Tuning into the conversation
Bohlman’s next project will be broader in scope: She plans to reach further back in time, examining more media formats and a larger swath of Eastern Europe. The goal is to get a more comprehensive understanding of home listening and recording under Communism — including challenging the assumption that Western popular music was hard to obtain behind the Iron Curtain. She just returned from a fellowship in Berlin sponsored by the American Council of Learned Societies and has a lot of material to work from.
For her groundbreaking work exploring the soundscape of the Gdańsk shipyard protests, the American Musicological Society awarded Bohlman’s essay “Solidarity, Song, and the Sound Document” the 2017 Alfred Einstein Award for Outstanding Article in Musicology by a scholar in the early stages of their career. The award cited Bohlman’s theoretical sophistication and evidence-based approach as a model of scholarship that has the potential to push the discipline in a new direction.

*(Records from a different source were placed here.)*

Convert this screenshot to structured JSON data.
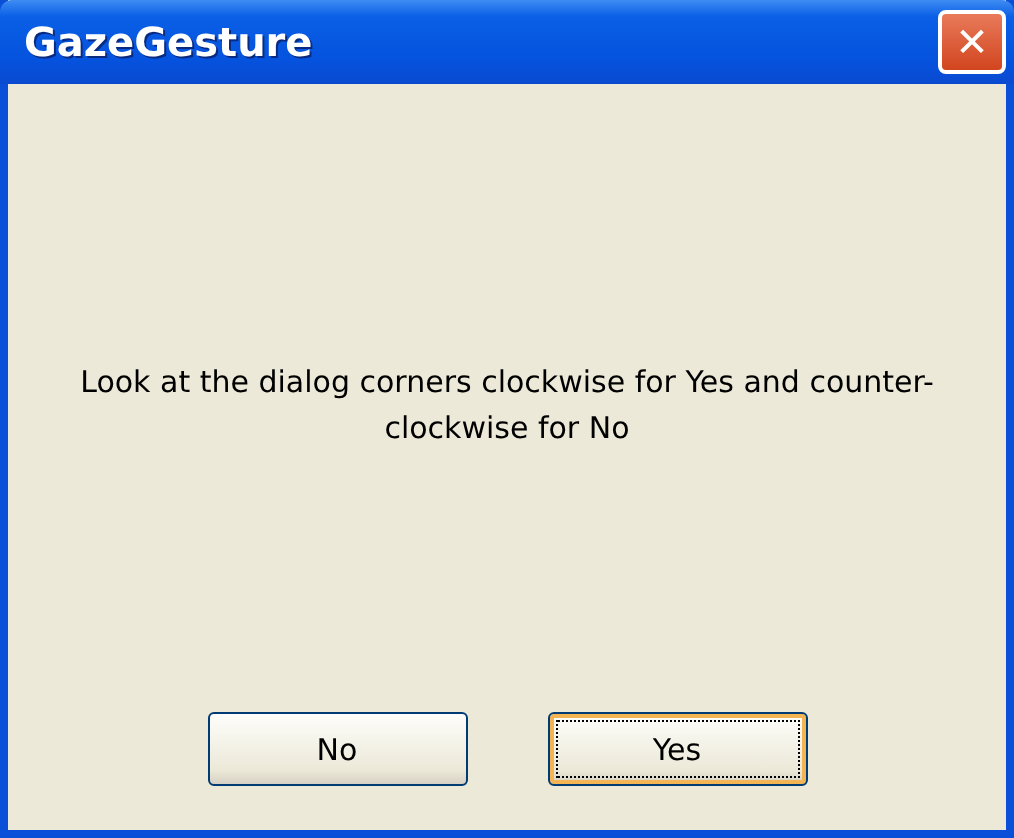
{
  "window": {
    "title": "GazeGesture",
    "close": "✕"
  },
  "message": "Look at the dialog corners clockwise for Yes and counter-clockwise for No",
  "buttons": [
    {
      "label": "No",
      "focused": false
    },
    {
      "label": "Yes",
      "focused": true
    }
  ]
}
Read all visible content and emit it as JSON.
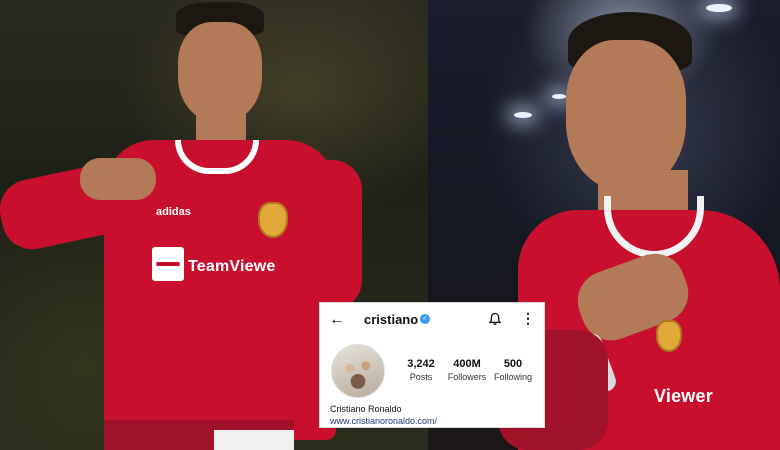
{
  "profile": {
    "username": "cristiano",
    "verified": true,
    "posts_value": "3,242",
    "posts_label": "Posts",
    "followers_value": "400M",
    "followers_label": "Followers",
    "following_value": "500",
    "following_label": "Following",
    "display_name": "Cristiano Ronaldo",
    "website": "www.cristianoronaldo.com/"
  },
  "left_photo": {
    "sponsor": "TeamViewe",
    "kit_brand": "adidas"
  },
  "right_photo": {
    "sponsor": "Viewer"
  },
  "icons": {
    "back": "back-arrow-icon",
    "verified": "verified-badge-icon",
    "notifications": "bell-icon",
    "more": "more-options-icon"
  },
  "colors": {
    "jersey_red": "#c8102e",
    "verified_blue": "#3897f0",
    "card_background": "#ffffff"
  }
}
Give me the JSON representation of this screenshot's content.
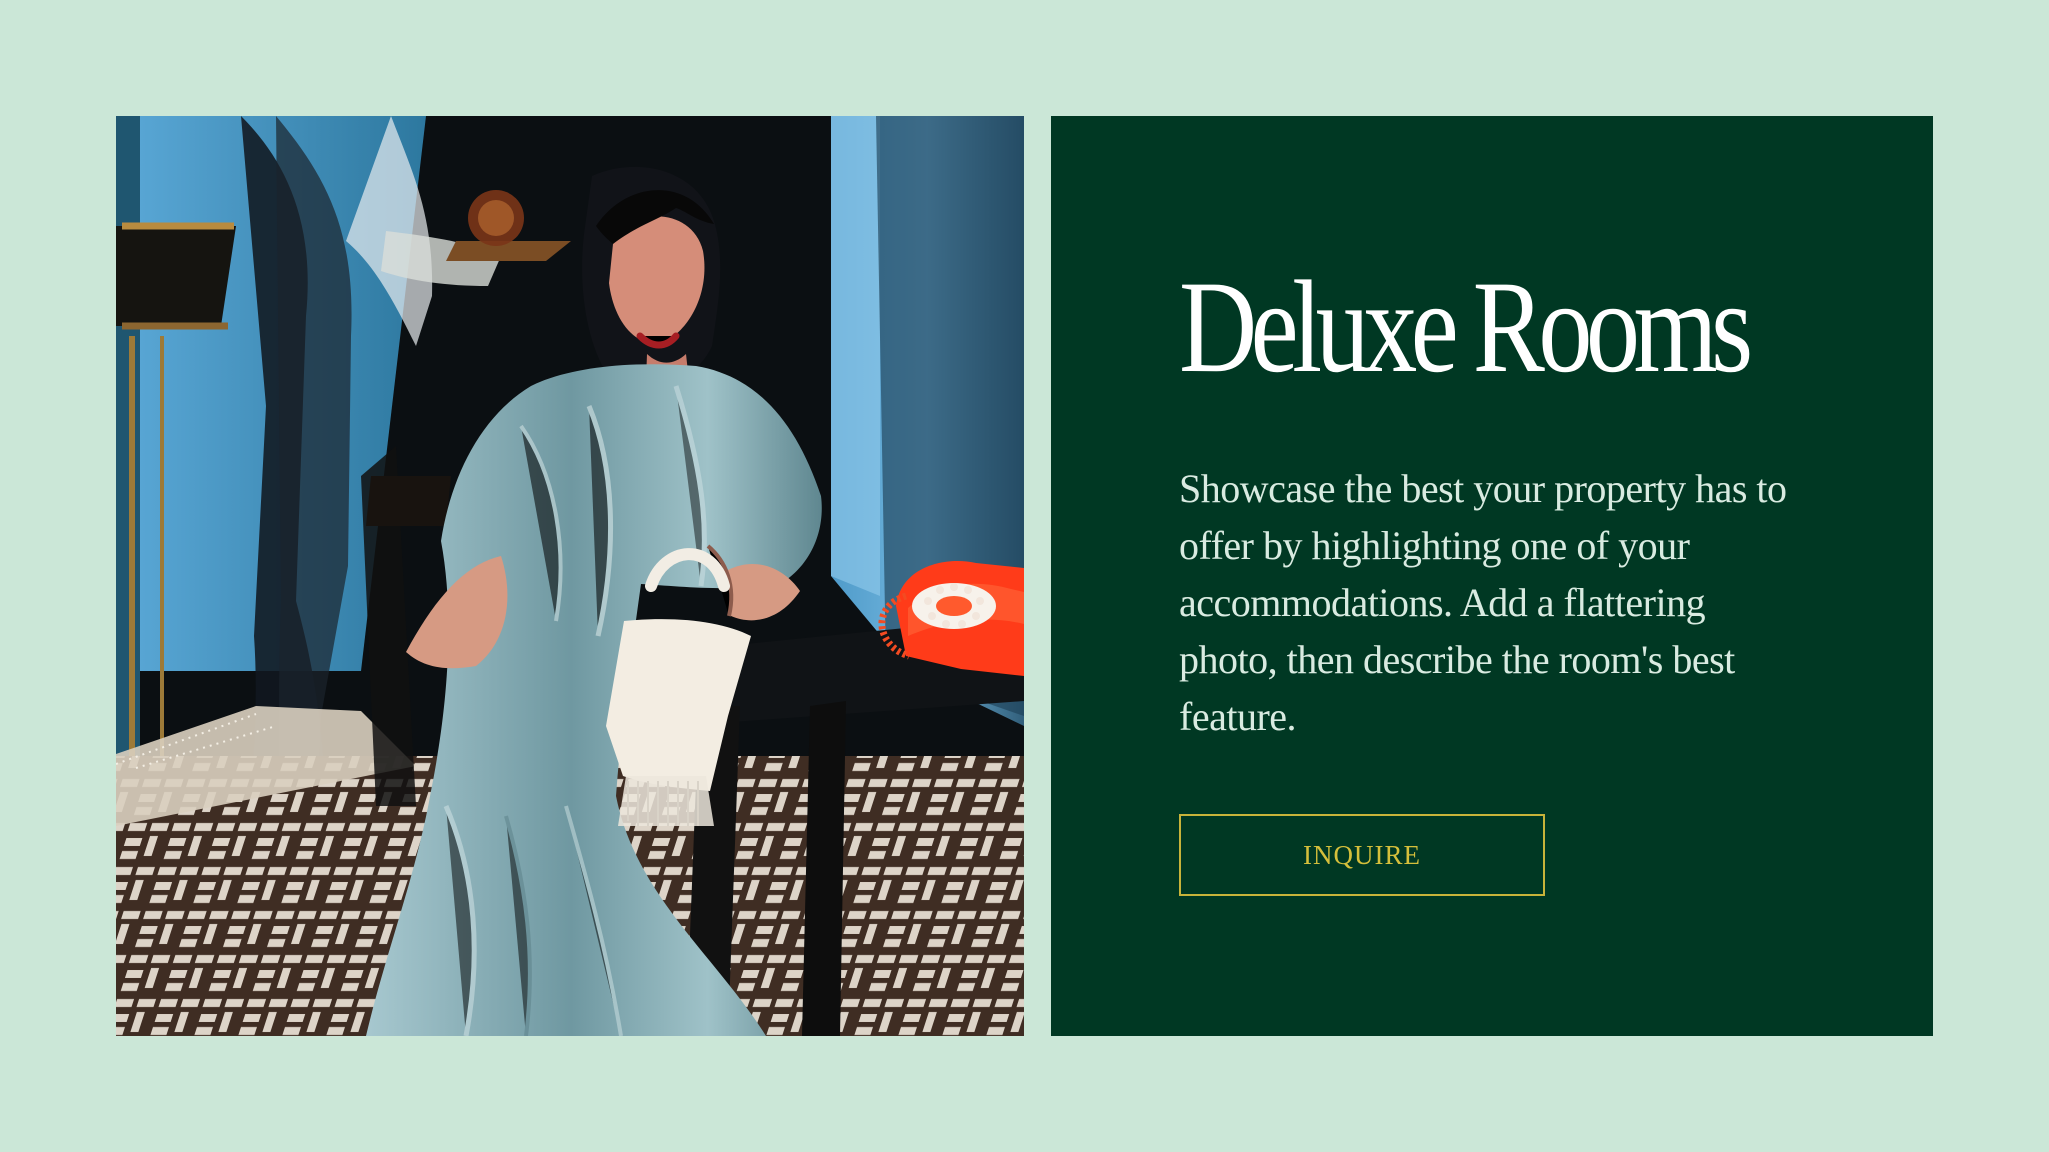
{
  "feature": {
    "title": "Deluxe Rooms",
    "description": "Showcase the best your property has to offer by highlighting one of your accommodations. Add a flattering photo, then describe the room's best feature.",
    "button_label": "INQUIRE"
  },
  "photo": {
    "icon": "room-photo"
  },
  "colors": {
    "page_background": "#cbe7d7",
    "panel_background": "#003823",
    "accent_gold": "#d5bf3b"
  }
}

As part of a new generation of musical historians who focus on the sound-making practices of ordinary people, captured in home-recording media such as the cassette tape, Bohlman’s work has opened up a new vista of opportunities for potential scholarship. For her, the most important takeaway from the relationship of Solidarity to its sound culture is not that one song caused the revolution, but that the revolution was the cause of so many new songs.
“It was a historical moment that was incredibly generative on a number of levels, and I hear that in the number of different ways music was stimulated out of that moment. Both the hope and despair that people felt in the 1980s on a personal material level forced their reexamination and rearticulation of aesthetic and personal values. Music created an opportunity for conversation. Rather than celebrating its power, I would celebrate its bounty.”
Translations from Polish provided by Andrea F. Bohlman.
Andrea F. Bohlman is an assistant professor in the Department of Music within the UNC College of Arts & Sciences.